DarrkPhoenix: Keep in mind as well that as this survey was optional it only reflects the statistics among those that chose to engage in it. This is important because if there are any correlations between people who chose to take the survey (vs not take it) and one of the survey options it can dramatically skew the results. For instance, if there were a correlation between people who chose to not upgrade to Win10 and people who tend to choose not to unnecessarily hand over information to companies then the non-Win10 results could easily be under-represented. No idea if such correlations exist, but they're important to keep in mind when considering survey methodology.

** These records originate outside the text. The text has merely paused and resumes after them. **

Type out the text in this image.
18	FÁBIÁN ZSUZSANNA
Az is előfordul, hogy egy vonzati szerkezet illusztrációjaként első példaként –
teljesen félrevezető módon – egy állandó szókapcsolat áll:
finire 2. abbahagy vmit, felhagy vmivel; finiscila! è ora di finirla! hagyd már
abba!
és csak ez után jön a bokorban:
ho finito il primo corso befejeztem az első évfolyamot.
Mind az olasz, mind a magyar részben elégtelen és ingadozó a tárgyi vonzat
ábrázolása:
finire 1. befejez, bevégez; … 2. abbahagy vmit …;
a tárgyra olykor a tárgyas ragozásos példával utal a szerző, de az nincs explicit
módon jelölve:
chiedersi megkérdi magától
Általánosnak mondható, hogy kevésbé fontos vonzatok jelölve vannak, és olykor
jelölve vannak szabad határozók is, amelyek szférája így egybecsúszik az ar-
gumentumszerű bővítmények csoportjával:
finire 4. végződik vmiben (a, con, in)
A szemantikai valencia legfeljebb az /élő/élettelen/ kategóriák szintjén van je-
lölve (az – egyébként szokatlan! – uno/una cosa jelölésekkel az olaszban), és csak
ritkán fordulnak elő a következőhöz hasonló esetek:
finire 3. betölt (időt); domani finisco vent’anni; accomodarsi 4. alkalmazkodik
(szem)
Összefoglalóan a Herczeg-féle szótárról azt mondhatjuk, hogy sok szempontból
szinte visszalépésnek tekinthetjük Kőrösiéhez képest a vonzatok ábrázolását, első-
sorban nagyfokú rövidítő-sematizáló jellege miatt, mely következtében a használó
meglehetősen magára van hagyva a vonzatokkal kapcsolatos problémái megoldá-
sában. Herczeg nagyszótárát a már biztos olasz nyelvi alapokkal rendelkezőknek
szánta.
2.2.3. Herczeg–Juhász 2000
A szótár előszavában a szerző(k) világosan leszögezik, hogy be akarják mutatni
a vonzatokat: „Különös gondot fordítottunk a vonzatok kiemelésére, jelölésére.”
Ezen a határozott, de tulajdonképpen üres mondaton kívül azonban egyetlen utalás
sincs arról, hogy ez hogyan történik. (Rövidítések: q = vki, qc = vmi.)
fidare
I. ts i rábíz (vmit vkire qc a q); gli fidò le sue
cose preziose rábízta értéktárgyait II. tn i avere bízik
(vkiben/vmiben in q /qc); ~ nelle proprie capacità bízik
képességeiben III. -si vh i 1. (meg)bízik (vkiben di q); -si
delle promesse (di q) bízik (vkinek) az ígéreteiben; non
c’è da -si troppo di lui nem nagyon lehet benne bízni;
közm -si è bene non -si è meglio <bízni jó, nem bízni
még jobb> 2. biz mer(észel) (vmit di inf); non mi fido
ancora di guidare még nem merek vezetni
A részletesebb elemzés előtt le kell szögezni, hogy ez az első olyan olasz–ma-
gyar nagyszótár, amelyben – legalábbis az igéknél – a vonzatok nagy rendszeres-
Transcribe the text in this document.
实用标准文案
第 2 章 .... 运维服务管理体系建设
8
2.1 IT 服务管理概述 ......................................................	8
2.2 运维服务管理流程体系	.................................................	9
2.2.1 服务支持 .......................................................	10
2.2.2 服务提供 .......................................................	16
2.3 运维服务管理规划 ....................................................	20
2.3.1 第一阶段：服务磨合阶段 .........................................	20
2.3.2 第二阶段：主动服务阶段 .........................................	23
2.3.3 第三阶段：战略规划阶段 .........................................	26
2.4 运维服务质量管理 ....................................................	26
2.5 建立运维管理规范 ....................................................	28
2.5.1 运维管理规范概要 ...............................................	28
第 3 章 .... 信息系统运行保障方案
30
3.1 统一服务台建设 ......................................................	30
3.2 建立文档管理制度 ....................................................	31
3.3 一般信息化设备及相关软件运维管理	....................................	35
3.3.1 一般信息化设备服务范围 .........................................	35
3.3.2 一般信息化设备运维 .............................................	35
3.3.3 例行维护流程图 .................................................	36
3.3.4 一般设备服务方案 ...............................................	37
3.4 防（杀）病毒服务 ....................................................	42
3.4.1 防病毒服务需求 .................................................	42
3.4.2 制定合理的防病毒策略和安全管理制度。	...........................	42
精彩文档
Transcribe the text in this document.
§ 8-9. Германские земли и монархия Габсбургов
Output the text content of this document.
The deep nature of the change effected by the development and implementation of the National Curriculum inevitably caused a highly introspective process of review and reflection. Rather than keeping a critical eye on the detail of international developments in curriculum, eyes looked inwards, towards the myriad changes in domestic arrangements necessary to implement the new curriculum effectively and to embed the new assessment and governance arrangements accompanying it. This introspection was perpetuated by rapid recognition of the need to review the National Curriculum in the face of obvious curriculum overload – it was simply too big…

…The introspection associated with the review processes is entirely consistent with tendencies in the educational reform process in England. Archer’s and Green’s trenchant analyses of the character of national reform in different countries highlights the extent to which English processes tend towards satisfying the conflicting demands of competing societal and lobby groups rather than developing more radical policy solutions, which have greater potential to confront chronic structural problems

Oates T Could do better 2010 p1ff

Indeed, for example it could be possible that people with the mentality to not upgrade their OS to Windows 10, might also have the mentality to not do hardware surveys. Myself for example.
Mind you, I am not fundamentally opposed to the Steam hardware survey's primary data focus and even went and filled it out once - but, then I found that part of the hardware survey scanned my computer for all software applications and was going to include the list of all installed applications etc. in the data packet sent to Steam. Now that - that is something I vehemently object to. There's no good reason for Valve to mandatory require that information, and so - I hit cancel and I do not participate in the hardware surveys. The software I have installed on my computer and other data on my hard disk etc. is NOT "hardware".
So, people such as myself who are aware of this are going to end up unrepresented. I surmise that people such as myself that have a higher concern for privacy related issues are just as likely to avoid upgrading to Windows 10 for the same reason. There's no way to measure us, but we're out here. Even if we're a small group (and we probably are in all honesty), there are likely many other pockets of users that fall into other categories which aren't counted as well.
Still, even though that may be the case - companies can only try to do their best to gather the data and then act upon the numbers within a degree of error margin, and Steam stats are probably the best information out there on gamer hardware availability even with errors in the counts.